Last week, Yahoo CEO Marissa Mayer was interviewed at the Wired Business Conference on a range of topics, but the question on everyone’s mind (including interviewer Steven Levy) was her impossibly unpopular edict against telecommuting.

I surely don’t have to rehash what happened when Mayer enacted the New Law against working from home. It was eventually reported that she allegedly caught wind of it when she determined people weren’t logged into the company VPN for enough hours of the day to be “working.” The backlash has sparked a furious debate on the merits of WFH, and whether Mayer has it right or is simply another victim of CEO paranoia, convinced her employees are “ripping her off” by slacking when they should be grinding out work at their desks.

Last week Mayer attempted to clarify her position, arguing that it had been misinterpreted and that Yahoos can still work from home, provided it is at night or on the weekend. (Hey, thanks!) She then gave an example of how a new mobile app called Yahoo Weather (it tells you the weather) came to be. Yahoo’s newly collaborative environment, she said, made it possible for someone from the Weather team and someone from the Flickr team to encounter one another serendipitously on the Yahoo campus. And that’s the magic of how the app came to be.

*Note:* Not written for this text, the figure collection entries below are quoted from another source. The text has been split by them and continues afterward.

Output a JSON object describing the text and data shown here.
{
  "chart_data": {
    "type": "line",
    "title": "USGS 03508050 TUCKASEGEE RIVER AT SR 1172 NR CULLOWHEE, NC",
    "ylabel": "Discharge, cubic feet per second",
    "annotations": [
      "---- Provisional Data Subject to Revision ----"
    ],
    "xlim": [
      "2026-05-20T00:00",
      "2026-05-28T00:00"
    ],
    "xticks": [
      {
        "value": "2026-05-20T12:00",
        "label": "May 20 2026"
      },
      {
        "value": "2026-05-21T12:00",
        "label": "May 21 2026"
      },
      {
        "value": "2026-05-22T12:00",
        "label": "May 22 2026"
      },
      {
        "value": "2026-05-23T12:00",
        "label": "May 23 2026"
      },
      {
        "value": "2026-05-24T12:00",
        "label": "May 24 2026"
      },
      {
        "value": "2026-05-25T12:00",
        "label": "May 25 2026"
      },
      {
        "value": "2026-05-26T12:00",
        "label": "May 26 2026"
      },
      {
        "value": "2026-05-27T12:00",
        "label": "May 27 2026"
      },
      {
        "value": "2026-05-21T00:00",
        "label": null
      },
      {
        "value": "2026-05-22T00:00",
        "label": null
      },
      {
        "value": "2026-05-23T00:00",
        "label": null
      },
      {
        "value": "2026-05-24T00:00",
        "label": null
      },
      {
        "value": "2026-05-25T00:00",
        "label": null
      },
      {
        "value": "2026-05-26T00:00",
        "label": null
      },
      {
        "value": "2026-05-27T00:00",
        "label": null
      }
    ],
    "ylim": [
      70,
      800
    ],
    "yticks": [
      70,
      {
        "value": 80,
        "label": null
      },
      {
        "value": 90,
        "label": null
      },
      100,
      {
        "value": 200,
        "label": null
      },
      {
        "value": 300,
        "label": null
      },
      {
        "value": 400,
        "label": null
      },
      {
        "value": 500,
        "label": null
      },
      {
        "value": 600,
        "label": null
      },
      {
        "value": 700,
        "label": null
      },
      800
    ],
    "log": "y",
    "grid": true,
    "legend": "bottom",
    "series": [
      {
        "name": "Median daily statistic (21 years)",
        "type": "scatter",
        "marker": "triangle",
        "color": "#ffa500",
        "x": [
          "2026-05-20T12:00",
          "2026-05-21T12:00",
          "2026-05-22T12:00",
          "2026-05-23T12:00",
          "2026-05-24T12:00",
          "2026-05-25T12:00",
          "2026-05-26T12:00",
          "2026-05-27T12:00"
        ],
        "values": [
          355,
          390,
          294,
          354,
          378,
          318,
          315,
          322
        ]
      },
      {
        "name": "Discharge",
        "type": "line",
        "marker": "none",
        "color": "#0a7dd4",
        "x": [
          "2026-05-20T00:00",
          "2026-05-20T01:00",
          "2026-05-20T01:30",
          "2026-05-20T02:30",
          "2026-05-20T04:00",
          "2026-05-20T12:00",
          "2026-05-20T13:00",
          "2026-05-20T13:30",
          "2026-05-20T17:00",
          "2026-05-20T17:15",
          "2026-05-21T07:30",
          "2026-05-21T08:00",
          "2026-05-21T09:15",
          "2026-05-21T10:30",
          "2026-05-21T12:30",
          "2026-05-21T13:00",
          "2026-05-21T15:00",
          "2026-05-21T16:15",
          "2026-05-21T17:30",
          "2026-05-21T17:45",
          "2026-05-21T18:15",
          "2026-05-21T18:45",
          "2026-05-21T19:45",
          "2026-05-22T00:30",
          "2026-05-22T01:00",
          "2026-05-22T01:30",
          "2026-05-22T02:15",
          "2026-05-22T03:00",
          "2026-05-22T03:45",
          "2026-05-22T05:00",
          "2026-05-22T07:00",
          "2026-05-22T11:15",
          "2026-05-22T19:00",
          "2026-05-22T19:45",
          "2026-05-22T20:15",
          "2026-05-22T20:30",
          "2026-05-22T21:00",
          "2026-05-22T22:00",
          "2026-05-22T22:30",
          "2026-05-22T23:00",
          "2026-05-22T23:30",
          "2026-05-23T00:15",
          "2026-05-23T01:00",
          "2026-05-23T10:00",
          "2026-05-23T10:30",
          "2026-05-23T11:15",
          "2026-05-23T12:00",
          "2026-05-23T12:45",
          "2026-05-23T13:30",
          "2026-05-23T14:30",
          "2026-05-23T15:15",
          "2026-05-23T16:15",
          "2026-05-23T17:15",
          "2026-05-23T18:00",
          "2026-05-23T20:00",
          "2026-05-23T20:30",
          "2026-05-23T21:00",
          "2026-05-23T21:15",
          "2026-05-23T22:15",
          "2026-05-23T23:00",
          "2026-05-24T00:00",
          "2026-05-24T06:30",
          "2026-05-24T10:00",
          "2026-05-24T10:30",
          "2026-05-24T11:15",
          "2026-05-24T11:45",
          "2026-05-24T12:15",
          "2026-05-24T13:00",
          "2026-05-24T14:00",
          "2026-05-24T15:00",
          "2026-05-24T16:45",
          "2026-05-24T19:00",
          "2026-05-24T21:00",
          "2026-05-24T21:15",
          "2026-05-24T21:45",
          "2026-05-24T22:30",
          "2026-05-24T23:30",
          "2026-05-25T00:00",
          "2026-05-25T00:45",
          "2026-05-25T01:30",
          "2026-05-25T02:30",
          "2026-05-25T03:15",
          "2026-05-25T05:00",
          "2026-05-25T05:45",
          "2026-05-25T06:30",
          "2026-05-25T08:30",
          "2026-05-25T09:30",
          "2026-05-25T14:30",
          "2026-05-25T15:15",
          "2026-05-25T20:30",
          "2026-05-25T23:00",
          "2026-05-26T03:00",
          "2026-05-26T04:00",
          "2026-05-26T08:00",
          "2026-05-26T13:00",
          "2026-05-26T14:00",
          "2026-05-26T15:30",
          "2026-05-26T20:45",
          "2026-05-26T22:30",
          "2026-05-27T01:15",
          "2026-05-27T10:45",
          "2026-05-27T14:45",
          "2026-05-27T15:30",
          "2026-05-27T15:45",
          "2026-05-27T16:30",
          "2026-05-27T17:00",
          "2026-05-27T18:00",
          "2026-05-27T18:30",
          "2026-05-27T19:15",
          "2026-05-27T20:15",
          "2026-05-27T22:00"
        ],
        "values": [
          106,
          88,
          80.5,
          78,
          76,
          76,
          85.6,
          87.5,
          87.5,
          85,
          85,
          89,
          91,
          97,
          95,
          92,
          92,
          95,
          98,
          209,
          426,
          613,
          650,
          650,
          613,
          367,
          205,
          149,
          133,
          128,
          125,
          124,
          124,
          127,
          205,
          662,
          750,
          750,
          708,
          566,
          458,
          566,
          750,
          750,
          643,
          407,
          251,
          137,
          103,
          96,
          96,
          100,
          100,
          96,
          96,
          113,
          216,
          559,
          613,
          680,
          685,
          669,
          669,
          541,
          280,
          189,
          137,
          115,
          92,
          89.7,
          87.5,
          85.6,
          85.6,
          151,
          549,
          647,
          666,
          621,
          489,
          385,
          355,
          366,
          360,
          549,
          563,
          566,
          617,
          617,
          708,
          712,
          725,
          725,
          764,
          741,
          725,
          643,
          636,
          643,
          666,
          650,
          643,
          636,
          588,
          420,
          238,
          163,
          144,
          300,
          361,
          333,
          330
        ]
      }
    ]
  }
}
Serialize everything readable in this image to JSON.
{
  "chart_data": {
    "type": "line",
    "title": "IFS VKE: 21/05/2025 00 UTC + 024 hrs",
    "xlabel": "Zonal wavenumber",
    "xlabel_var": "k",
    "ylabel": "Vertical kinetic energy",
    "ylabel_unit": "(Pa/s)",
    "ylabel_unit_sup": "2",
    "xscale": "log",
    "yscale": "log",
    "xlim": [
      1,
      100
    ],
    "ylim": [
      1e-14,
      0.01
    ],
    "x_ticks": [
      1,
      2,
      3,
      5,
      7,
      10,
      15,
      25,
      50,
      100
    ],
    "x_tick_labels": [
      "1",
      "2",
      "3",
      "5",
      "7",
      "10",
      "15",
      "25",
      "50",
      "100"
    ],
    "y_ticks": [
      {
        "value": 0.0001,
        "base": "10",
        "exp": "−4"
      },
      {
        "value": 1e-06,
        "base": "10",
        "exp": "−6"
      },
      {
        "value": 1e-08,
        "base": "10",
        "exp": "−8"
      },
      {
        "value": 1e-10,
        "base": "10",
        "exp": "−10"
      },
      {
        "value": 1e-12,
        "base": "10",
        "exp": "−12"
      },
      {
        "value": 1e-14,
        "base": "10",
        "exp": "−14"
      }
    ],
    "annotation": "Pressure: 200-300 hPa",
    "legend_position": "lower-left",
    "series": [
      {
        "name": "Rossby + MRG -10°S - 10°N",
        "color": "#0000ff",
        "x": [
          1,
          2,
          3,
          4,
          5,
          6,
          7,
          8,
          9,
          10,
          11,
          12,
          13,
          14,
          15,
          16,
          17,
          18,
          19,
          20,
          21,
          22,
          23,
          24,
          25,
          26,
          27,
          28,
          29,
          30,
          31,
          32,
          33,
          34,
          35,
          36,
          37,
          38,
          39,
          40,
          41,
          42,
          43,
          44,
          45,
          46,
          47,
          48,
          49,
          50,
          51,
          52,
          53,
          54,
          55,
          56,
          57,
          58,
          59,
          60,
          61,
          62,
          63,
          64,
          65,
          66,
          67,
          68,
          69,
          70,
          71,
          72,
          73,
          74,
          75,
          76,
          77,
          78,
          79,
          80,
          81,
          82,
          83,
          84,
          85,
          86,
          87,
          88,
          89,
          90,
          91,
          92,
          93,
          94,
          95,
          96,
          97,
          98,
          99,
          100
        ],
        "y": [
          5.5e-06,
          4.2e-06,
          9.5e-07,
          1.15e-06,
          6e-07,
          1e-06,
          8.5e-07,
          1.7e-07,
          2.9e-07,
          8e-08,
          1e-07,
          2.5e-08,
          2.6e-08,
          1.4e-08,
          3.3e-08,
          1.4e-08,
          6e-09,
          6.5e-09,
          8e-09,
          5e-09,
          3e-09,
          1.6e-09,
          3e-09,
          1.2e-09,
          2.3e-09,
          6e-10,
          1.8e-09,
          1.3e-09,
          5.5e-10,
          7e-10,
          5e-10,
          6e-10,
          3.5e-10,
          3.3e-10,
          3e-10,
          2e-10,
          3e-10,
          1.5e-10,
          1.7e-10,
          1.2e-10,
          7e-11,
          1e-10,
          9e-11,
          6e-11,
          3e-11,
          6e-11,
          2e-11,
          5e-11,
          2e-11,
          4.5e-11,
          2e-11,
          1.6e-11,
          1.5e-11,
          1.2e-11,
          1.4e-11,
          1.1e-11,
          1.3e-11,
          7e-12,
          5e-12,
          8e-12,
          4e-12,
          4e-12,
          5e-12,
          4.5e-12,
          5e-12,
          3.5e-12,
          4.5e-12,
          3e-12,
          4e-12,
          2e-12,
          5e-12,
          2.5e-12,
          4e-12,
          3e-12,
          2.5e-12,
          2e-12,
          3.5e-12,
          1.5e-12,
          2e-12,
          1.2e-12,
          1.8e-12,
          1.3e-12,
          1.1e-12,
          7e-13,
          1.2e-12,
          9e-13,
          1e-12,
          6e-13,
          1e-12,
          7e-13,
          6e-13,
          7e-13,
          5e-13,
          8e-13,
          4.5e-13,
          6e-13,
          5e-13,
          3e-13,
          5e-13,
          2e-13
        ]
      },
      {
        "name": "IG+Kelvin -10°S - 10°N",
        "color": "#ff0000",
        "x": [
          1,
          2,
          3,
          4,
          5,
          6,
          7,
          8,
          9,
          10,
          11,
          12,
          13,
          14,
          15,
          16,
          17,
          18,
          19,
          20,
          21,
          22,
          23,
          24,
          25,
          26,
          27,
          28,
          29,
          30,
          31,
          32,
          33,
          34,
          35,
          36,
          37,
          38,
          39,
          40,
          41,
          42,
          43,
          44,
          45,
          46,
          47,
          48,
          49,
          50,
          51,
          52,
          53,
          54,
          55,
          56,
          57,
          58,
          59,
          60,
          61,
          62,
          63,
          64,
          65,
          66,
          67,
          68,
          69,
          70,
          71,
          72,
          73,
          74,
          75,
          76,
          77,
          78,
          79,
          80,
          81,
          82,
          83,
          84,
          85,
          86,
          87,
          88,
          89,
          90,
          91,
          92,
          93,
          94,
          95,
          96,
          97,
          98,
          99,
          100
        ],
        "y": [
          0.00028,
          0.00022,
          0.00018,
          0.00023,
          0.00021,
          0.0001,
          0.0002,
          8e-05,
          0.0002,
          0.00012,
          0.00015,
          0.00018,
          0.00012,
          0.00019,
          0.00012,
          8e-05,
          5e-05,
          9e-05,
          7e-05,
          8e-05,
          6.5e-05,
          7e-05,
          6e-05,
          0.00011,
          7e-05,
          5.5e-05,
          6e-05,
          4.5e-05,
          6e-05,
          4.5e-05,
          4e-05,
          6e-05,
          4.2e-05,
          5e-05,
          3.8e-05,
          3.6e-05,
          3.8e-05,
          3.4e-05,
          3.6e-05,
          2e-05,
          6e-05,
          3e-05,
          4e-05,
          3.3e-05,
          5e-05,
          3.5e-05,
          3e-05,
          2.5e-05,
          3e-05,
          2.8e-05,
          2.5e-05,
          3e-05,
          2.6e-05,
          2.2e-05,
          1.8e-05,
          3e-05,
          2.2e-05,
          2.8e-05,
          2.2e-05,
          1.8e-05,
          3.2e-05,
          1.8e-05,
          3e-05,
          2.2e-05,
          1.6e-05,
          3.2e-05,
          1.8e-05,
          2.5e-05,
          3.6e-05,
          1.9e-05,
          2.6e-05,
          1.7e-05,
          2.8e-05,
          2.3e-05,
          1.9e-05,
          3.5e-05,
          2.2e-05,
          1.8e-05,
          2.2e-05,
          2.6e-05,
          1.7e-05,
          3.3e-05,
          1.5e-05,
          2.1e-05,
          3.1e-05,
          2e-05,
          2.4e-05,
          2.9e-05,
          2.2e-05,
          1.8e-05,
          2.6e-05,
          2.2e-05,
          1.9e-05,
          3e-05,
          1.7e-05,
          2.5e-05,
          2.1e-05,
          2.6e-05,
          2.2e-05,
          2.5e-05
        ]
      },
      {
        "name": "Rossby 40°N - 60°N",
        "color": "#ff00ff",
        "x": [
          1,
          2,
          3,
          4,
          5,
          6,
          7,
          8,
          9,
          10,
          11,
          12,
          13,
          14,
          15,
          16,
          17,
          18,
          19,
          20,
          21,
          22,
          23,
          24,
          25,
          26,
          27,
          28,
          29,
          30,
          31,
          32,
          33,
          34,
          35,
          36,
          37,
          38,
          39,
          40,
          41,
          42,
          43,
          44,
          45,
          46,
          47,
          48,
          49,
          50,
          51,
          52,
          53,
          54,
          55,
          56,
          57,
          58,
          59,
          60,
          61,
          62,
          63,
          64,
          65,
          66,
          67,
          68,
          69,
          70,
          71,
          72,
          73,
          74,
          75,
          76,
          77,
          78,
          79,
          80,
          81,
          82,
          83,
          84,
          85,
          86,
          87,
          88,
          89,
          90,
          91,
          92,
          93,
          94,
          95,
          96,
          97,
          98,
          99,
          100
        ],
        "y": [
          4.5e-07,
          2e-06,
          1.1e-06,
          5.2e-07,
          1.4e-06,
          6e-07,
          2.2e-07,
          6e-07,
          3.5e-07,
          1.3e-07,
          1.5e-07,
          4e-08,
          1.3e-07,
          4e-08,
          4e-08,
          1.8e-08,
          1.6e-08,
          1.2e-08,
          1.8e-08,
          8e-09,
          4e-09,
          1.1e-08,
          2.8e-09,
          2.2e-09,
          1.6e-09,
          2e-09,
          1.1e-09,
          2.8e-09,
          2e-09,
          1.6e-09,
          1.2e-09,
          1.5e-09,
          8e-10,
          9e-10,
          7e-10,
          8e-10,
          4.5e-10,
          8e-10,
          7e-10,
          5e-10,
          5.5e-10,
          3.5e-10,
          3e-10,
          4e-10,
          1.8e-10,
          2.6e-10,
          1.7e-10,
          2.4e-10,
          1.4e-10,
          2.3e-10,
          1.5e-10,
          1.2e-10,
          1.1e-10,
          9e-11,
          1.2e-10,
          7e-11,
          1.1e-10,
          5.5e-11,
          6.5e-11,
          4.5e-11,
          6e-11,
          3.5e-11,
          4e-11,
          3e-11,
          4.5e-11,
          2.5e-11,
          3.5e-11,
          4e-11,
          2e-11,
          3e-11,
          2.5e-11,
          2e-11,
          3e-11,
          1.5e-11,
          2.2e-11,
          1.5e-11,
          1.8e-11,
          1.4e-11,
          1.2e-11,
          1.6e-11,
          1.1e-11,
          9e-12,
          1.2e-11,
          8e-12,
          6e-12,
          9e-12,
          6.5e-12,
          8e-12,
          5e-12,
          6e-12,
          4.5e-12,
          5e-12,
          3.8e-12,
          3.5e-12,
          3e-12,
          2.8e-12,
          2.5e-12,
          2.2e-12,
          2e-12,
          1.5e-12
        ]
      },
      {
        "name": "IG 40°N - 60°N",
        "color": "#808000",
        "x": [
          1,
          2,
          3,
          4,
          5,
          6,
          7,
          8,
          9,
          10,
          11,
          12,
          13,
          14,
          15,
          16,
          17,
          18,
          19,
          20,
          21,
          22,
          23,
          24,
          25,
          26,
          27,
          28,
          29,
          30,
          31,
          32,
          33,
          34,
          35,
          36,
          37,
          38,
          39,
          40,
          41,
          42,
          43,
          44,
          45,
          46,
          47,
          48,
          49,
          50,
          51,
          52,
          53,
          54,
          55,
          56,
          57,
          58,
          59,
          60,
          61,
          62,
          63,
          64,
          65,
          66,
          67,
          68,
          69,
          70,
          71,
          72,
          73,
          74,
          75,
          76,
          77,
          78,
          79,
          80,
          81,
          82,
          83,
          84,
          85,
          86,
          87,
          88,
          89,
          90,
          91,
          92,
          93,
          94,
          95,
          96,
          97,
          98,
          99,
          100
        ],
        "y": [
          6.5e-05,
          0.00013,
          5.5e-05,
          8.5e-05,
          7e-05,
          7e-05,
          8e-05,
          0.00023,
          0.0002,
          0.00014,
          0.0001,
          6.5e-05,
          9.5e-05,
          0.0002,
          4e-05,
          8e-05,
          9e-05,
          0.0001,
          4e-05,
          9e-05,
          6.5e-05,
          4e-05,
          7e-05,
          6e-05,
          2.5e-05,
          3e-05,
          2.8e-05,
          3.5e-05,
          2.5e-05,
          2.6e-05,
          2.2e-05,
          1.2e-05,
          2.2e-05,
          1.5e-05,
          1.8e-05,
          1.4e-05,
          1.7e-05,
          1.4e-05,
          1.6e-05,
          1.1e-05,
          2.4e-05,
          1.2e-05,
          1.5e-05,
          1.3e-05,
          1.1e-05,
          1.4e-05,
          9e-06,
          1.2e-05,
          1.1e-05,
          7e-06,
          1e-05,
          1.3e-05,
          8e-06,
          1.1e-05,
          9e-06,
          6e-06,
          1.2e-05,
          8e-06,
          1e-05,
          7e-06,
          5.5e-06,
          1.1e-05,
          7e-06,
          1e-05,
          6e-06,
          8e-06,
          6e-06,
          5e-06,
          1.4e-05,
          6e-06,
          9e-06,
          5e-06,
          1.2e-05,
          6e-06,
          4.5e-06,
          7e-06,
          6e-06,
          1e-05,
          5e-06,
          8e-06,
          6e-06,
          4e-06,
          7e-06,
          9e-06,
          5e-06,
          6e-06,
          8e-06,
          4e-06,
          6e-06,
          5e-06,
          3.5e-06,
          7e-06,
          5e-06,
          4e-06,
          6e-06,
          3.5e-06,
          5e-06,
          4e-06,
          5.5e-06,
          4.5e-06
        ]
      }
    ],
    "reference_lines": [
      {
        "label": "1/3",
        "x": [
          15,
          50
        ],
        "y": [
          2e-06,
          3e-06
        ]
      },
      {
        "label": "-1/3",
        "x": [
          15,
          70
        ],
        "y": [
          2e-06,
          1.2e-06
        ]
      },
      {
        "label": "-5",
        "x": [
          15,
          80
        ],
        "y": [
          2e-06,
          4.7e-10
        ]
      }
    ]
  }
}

But the most important thing Mayer said is that she isn’t particularly against telecommuting, just that it is “not right for us, right now.” She has a point. Telecommuting doesn’t work for 100 percent of companies 100 percent of the time, but the positioning is a little ironic given Mayer’s earlier decisions as CEO. As one of her first orders of business last year, she gave every employee a new smartphone. In her announcement to staff, she explained the generosity saying, “We’d like our employees to have devices similar to our users, so we can think and work as the majority of our users do.”